From Deseret News archives:
Oil prices surge to new highs
Companies scrambled planes and helicopters to get an aerial view of their assets, and they began escorting some previously evacuated workers back to offshore facilities to conduct detailed inspections of rigs and underwater pipes. Some producers found that a rig or platform had disappeared, drifted or listed, while others reported that damage appeared minimal.
Onshore, flooding from Hurricane Katrina is likely to have caused enough damage to some refineries that it could take weeks, and possibly a month or more, before operations return to normal, analysts said.
Indeed, the production and distribution of oil and gas remained severely disrupted by the shutdown of a key oil import terminal off the coast of Louisiana and by the Gulf region's widespread loss of electricity, which is needed to power pipelines and refineries.

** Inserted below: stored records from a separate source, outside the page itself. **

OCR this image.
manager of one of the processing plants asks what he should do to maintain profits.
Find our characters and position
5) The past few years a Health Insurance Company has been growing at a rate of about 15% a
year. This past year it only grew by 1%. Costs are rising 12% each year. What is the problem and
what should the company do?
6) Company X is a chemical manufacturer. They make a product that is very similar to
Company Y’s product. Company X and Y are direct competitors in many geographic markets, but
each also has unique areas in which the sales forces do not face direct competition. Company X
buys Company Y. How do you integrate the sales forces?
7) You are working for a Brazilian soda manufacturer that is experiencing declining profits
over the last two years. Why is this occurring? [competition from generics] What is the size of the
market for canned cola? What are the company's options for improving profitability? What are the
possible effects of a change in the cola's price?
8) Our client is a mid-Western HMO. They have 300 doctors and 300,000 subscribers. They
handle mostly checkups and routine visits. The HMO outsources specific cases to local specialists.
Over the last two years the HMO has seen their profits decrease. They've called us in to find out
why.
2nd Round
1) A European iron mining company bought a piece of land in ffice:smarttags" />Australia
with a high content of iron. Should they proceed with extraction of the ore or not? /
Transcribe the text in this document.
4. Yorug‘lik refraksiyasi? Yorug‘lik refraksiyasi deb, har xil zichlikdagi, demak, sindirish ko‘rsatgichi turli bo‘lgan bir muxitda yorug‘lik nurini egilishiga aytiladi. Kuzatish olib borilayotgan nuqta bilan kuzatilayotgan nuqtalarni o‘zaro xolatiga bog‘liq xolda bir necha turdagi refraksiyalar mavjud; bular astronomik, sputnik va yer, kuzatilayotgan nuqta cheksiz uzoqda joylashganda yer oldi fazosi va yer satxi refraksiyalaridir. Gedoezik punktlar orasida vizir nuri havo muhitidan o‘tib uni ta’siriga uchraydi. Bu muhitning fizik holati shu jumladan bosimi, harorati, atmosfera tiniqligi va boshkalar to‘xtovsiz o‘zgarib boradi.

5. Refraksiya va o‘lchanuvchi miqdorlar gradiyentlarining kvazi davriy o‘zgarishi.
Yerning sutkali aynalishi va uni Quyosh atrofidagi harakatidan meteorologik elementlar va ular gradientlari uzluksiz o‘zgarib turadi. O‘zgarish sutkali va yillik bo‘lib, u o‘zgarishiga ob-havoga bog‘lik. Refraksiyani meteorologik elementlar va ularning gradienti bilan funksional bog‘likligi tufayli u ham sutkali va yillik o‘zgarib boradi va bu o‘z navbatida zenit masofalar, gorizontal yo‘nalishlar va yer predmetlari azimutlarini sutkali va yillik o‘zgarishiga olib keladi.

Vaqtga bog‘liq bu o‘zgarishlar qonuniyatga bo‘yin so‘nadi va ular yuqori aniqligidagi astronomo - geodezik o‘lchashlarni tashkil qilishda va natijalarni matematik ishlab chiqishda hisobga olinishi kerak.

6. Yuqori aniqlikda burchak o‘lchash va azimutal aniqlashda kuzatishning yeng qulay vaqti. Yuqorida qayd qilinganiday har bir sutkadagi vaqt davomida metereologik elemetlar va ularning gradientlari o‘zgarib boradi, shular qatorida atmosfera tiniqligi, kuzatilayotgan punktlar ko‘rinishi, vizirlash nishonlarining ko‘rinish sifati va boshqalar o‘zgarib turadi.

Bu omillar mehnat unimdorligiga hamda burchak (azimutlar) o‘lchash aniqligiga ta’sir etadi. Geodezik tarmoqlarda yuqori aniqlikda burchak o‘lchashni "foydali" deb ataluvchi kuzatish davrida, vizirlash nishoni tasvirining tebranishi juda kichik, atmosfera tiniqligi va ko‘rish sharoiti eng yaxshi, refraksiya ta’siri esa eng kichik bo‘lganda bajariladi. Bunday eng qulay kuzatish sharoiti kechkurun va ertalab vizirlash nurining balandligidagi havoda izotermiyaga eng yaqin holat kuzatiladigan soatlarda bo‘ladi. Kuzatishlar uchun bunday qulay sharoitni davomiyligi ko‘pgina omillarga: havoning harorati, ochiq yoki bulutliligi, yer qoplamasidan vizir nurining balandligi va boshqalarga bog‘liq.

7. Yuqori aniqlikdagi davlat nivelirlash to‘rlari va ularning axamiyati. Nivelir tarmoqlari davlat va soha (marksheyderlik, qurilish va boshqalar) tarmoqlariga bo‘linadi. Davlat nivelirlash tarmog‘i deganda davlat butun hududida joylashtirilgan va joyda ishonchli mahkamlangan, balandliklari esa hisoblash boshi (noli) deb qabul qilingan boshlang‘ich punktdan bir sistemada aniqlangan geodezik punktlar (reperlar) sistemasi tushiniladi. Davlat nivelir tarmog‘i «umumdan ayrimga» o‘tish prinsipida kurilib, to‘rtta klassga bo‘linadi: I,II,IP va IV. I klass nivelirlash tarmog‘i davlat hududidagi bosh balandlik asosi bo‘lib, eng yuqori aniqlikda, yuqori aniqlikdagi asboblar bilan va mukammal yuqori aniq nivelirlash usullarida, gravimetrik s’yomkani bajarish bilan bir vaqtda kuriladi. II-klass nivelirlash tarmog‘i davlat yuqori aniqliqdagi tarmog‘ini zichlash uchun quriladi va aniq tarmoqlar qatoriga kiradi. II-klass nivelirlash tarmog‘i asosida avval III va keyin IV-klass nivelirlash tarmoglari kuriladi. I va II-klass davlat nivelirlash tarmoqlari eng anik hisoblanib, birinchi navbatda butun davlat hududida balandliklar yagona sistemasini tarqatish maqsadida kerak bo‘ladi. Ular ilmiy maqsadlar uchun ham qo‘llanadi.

"It's ugly," said Lawrence J. Goldstein, president of the New York-based nonprofit Petroleum Industry Research Foundation. "Power is a problem, but the water issue is unbelievable."
To avert a severe supply crunch, Goldstein said the government should relax summer gasoline specifications to immediately free-up motor fuel supplies otherwise being held in storage until Sept. 15. He said the United States should also seek help from European nations, which might be willing to lend, exchange or sell gasoline and other fuels out of their own inventories.
The trading frenzy on futures markets reflected the uncertainty and fear about the full extent of the damage Katrina inflicted, as well as the constraints being felt where actual shipments of gasoline, heating oil and jet fuel are bought and sold.
"This is an extremely serious situation," said Tom Kloza, director of the Oil Price Information Service, based in Wall, N.J.
Light sweet crude for October delivery rose $2.61 to settle at $69.81 a barrel, a record close since trading began in 1983 on the New York Mercantile Exchange. Prices had reached as high as $70.85, an intraday high on Nymex, although still below the inflation-adjusted high of about $90 a barrel that was set in 1980.
September gasoline futures rose 41.39 cents to settle at $2.4745 a gallon on Nymex, where trading was halted briefly after the exchange's 25-cent trading limit was reached. Heating oil futures climbed 16.71 cents to $2.0759 a gallon.